Postpartum depression improved after primary care-based screening, diagnosis and management, compared with usual care, according to study results. Researchers said the practice-wide approach could be implemented widely and with modest resources.

“Postpartum depression is common and deserves systemic screening, identification and follow up,” study researcher Barbara P. Yawn, MD, MSc, FAAFP, director of research at the Olmsted Medical Center in Minnesota, told Healio.com. “Family medicine practices can provide that care and patients should ask for it.”

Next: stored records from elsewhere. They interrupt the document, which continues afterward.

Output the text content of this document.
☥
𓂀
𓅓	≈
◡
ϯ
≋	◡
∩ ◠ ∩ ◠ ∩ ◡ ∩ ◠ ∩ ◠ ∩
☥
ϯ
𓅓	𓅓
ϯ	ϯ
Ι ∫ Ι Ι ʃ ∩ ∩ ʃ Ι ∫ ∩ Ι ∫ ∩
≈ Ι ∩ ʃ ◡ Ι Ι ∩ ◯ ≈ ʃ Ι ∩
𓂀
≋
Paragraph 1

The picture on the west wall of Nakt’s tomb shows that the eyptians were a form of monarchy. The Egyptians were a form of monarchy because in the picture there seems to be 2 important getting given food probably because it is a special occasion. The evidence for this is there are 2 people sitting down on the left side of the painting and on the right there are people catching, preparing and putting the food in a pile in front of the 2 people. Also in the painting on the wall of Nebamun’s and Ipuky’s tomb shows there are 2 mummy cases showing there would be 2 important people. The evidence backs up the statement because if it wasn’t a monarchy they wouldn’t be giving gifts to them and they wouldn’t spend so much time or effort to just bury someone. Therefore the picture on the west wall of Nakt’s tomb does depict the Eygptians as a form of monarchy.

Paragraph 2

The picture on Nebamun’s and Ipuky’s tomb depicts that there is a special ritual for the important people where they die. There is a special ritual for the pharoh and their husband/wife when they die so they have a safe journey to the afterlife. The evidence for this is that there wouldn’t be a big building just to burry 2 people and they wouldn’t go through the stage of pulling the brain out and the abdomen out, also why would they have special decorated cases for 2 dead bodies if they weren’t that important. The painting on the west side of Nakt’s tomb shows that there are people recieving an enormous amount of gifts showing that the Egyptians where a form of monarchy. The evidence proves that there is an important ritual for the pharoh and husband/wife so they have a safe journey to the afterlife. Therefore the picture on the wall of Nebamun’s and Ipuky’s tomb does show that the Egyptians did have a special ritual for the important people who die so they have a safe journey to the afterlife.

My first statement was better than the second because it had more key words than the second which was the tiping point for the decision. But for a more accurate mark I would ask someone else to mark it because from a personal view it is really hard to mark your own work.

Yawn and colleagues enrolled 2,343 women aged 18 years and older in 28 practices, which were randomly assigned to either usual care (n=14) or practice-wide intervention (n=14), referred to as Translating Research into Practice for Postpartum Depression (TRIPPD).

Intervention consisted of training staff members for a multistep postpartum screening and diagnosis process using the Edinburgh Postnatal Depression Scale (EPDS) and the Patient Health Questionnaire-9 (PHQ-9). PHQ-9 screening and physician evaluations were used in place of the DSM-IV Structured Clinical Interview. Each intervention site was provided a set of tools to help facilitate diagnosis, follow-up and management of postpartum depression. The tools included an outline for postpartum depression visits and a written format for follow-up telephone calls that focused on medication initiation, adherence and side effects.  Intervention sites also had continuous access to PHQ-9 scores, while the control sites did not.

Control sites practiced informed consent and developed site-specific implementation plans, while intervention sites spent additional training on postpartum depression screening and diagnosis and follow-up.

Data on depression, dyad satisfaction and maternal anxiety were self-reported.

Overall, 34.5% of participants had elevated screening scores indicative of depression, with comparable rates between the intervention and control sites (29.5% vs. 25.8%, respectively). Among participants with elevated postpartum depression screening scores, those in the intervention sites were more likely to receive a diagnosis (P=.0006) and therapy for postpartum depression (P=.002), and also had lower depressive symptoms at 6 (P=.07) and 12 months (P=.001) postpartum.

“TRIPPD is the first large US-based effectiveness study of screening and follow-up care for postpartum depression that has shown any improvement in maternal outcomes at 12 months,” the researchers wrote. “Not only did screening increase the number of women with a diagnosis of postpartum depression, it also improved the outcomes in those women whose postpartum depression was diagnosed.”

The researchers added that the study results warrant further consideration of programs similar to TRPPD based in family practices that have minimal requirements for referrals to outside mental health services.

Disclosure: The researchers received funding support from the Agency for HealthCare Research and Quality.